HFE Genotype Influences Erythropoiesis Support Requirement in Hemodialysis Patients: A Prospective Study

Background/Aims: HFE protein controls iron absorption and cycling, and HFE mutations influence iron status. The aim was to evaluate the effect of the HFE genotype on the need for iron and erythropoietin in Italian hemodialysis patients. Methods: Ninety-six prevalent patients were evaluated at the time of enrolment and prospectively followed for 3 years. Patients were given r-HuEPO and Fe³⁺-gluconate according to guidelines. The HFE genotype was determined by restriction analysis. Results: Three patients (3%) carried the C282Y mutation, 4 (4%) were homozygous and 18 (19%) heterozygous for the H63D mutation, and 71 (74%) were negative for both. At enrolment, subjects positive for HFE mutations had higher iron stores (ferritin 617 ± 663 vs. 423 ± 386 ng/ml, p = 0.05), were receiving less iron (82.5 ± 66 vs. 110 ± 154 mg/month, p = 0.05) and a lower r-HuEPO dosage (98 ± 83 vs. 142 ± 138 U/kg/week, p = 0.03).

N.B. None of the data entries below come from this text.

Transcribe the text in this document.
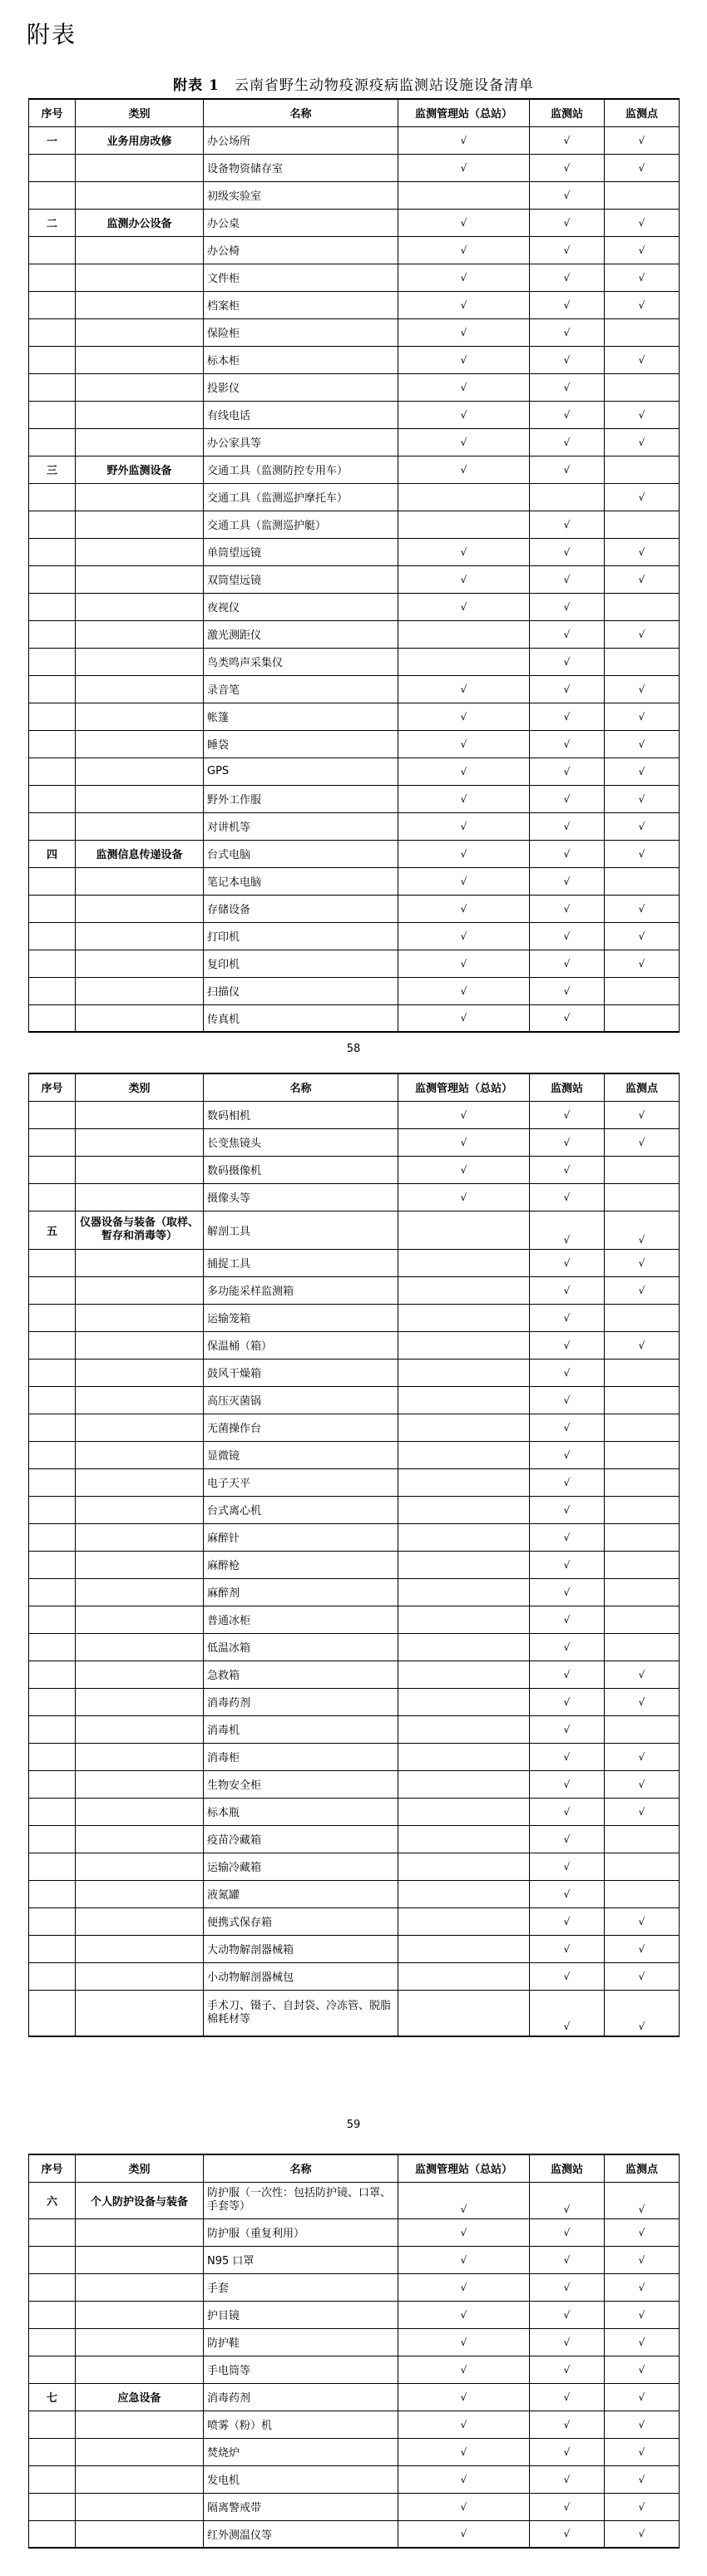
附表
附表 1 云南省野生动物疫源疫病监测站设施设备清单
序号	类别	名称	监测管理站（总站）	监测站	监测点
一	业务用房改修	办公场所	√	√	√
		设备物资储存室	√	√	√
		初级实验室		√	
二	监测办公设备	办公桌	√	√	√
		办公椅	√	√	√
		文件柜	√	√	√
		档案柜	√	√	√
		保险柜	√	√	
		标本柜	√	√	√
		投影仪	√	√	
		有线电话	√	√	√
		办公家具等	√	√	√
三	野外监测设备	交通工具（监测防控专用车）	√	√	
		交通工具（监测巡护摩托车）			√
		交通工具（监测巡护艇）		√	
		单筒望远镜	√	√	√
		双筒望远镜	√	√	√
		夜视仪	√	√	
		激光测距仪		√	√
		鸟类鸣声采集仪		√	
		录音笔	√	√	√
		帐篷	√	√	√
		睡袋	√	√	√
		GPS	√	√	√
		野外工作服	√	√	√
		对讲机等	√	√	√
四	监测信息传递设备	台式电脑	√	√	√
		笔记本电脑	√	√	
		存储设备	√	√	√
		打印机	√	√	√
		复印机	√	√	√
		扫描仪	√	√	
		传真机	√	√	
58
序号	类别	名称	监测管理站（总站）	监测站	监测点
		数码相机	√	√	√
		长变焦镜头	√	√	√
		数码摄像机	√	√	
		摄像头等	√	√	
五	仪器设备与装备（取样、暂存和消毒等）	解剖工具		√	√
		捕捉工具		√	√
		多功能采样监测箱		√	√
		运输笼箱		√	
		保温桶（箱）		√	√
		鼓风干燥箱		√	
		高压灭菌锅		√	
		无菌操作台		√	
		显微镜		√	
		电子天平		√	
		台式离心机		√	
		麻醉针		√	
		麻醉枪		√	
		麻醉剂		√	
		普通冰柜		√	
		低温冰箱		√	
		急救箱		√	√
		消毒药剂		√	√
		消毒机		√	
		消毒柜		√	√
		生物安全柜		√	√
		标本瓶		√	√
		疫苗冷藏箱		√	
		运输冷藏箱		√	
		液氮罐		√	
		便携式保存箱		√	√
		大动物解剖器械箱		√	√
		小动物解剖器械包		√	√
		手术刀、镊子、自封袋、冷冻管、脱脂棉耗材等		√	√
59
序号	类别	名称	监测管理站（总站）	监测站	监测点
六	个人防护设备与装备	防护服（一次性：包括防护镜、口罩、手套等）	√	√	√
		防护服（重复利用）	√	√	√
		N95 口罩	√	√	√
		手套	√	√	√
		护目镜	√	√	√
		防护鞋	√	√	√
		手电筒等	√	√	√
七	应急设备	消毒药剂	√	√	√
		喷雾（粉）机	√	√	√
		焚烧炉	√	√	√
		发电机	√	√	√
		隔离警戒带	√	√	√
		红外测温仪等	√	√	√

Consistently during the study period, patients positive for HFE mutations received a lower amount of r-HuEPO (94.5 ± 63 vs. 186 ± 344 U/kg/week, p = 0.01) and iron (97 ± 63 vs. 121 ± 68 mg/month, p = 0.07). Upon Cox regression analysis, after adjustment for confounding variables, the presence of HFE mutations was associated with a reduced risk of death (HR 0.6, 95% CI 0.34–1.03, p = 0.06). Conclusion:HFE mutations reduce the amount of r-HuEPO and iron necessary to support erythropoiesis in hemodialysis.